In the meantime, she is choosing to remember the passion Culhane had for the sport he loved.

“That’s a part that’s so sad is that, you know, he basically died participating in an activity that he loved,” she said.

Dan Culhane (credit: CBS)

Eastern Carver County Schools made some changes beginning Monday and running through March 21, including a pause on all non-varsity winter sports and additional safety measures for varsity teams.

The district has not commented on Mitchell’s claims. There is no way to know for sure if Culhane contracted COVID-19 from his refereeing duties.

Carver County parents are pushing to keep sports open, safely. Christina Jax, whose son plays varsity hockey, said she is worried what a pause could do to the mental health of kids in sports. She believes Carver County shouldn’t be isolated, and she wrote a letter to administrators detailing why.
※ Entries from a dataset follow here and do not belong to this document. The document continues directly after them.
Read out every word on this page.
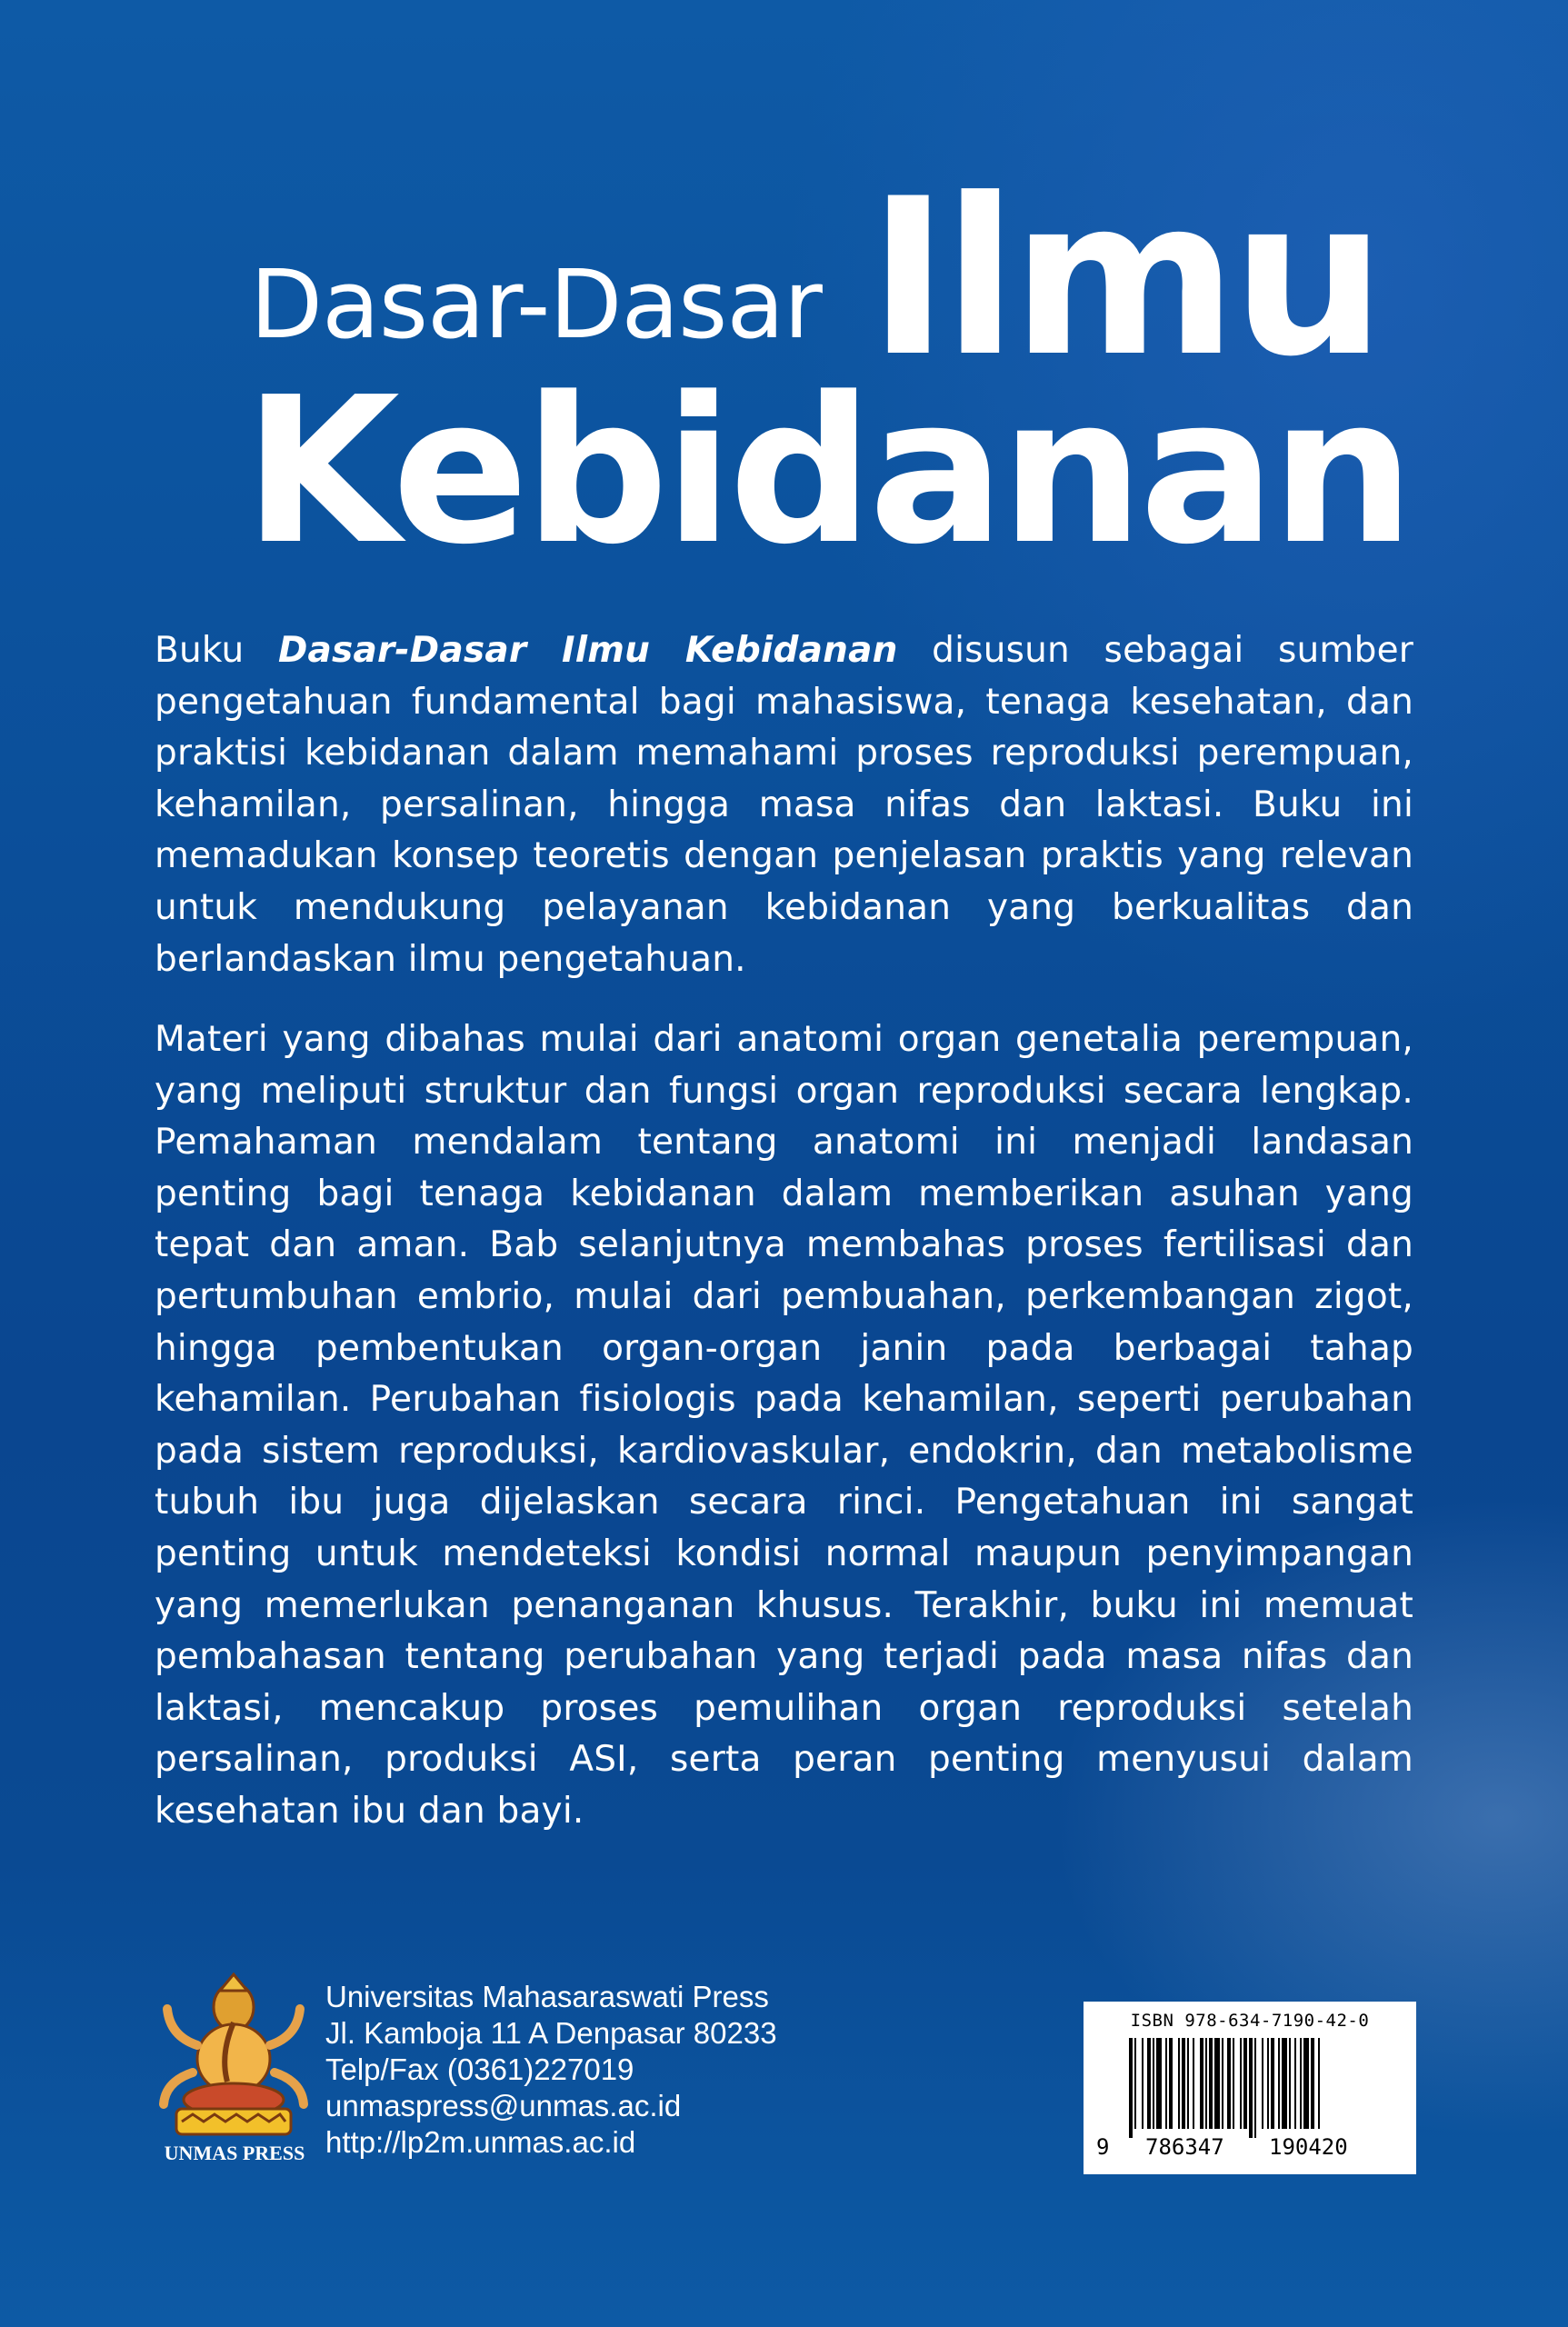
Dasar-Dasar Ilmu
Kebidanan

Buku Dasar-Dasar Ilmu Kebidanan disusun sebagai sumber pengetahuan fundamental bagi mahasiswa, tenaga kesehatan, dan praktisi kebidanan dalam memahami proses reproduksi perempuan, kehamilan, persalinan, hingga masa nifas dan laktasi. Buku ini memadukan konsep teoretis dengan penjelasan praktis yang relevan untuk mendukung pelayanan kebidanan yang berkualitas dan berlandaskan ilmu pengetahuan.

Materi yang dibahas mulai dari anatomi organ genetalia perempuan, yang meliputi struktur dan fungsi organ reproduksi secara lengkap. Pemahaman mendalam tentang anatomi ini menjadi landasan penting bagi tenaga kebidanan dalam memberikan asuhan yang tepat dan aman. Bab selanjutnya membahas proses fertilisasi dan pertumbuhan embrio, mulai dari pembuahan, perkembangan zigot, hingga pembentukan organ-organ janin pada berbagai tahap kehamilan. Perubahan fisiologis pada kehamilan, seperti perubahan pada sistem reproduksi, kardiovaskular, endokrin, dan metabolisme tubuh ibu juga dijelaskan secara rinci. Pengetahuan ini sangat penting untuk mendeteksi kondisi normal maupun penyimpangan yang memerlukan penanganan khusus. Terakhir, buku ini memuat pembahasan tentang perubahan yang terjadi pada masa nifas dan laktasi, mencakup proses pemulihan organ reproduksi setelah persalinan, produksi ASI, serta peran penting menyusui dalam kesehatan ibu dan bayi.

UNMAS PRESS
Universitas Mahasaraswati Press
Jl. Kamboja 11 A Denpasar 80233
Telp/Fax (0361)227019
unmaspress@unmas.ac.id
http://lp2m.unmas.ac.id
ISBN 978-634-7190-42-0
9 786347 190420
“I don’t think it makes sense to just isolate this poor group of youth athletes. If we’re going to do it, then we need to make blanket statements for everybody, and actually be able to justify it statistically,” Jax said.

MORE NEWS: As Spring Allergies Spike, Doctors Say Test For COVID As A Precaution

Last week, the Chaska-Chanhassen Hockey Association said last week that unless there is a direct order from the governor, Minnesota Hockey or community rinks, they will continue to play.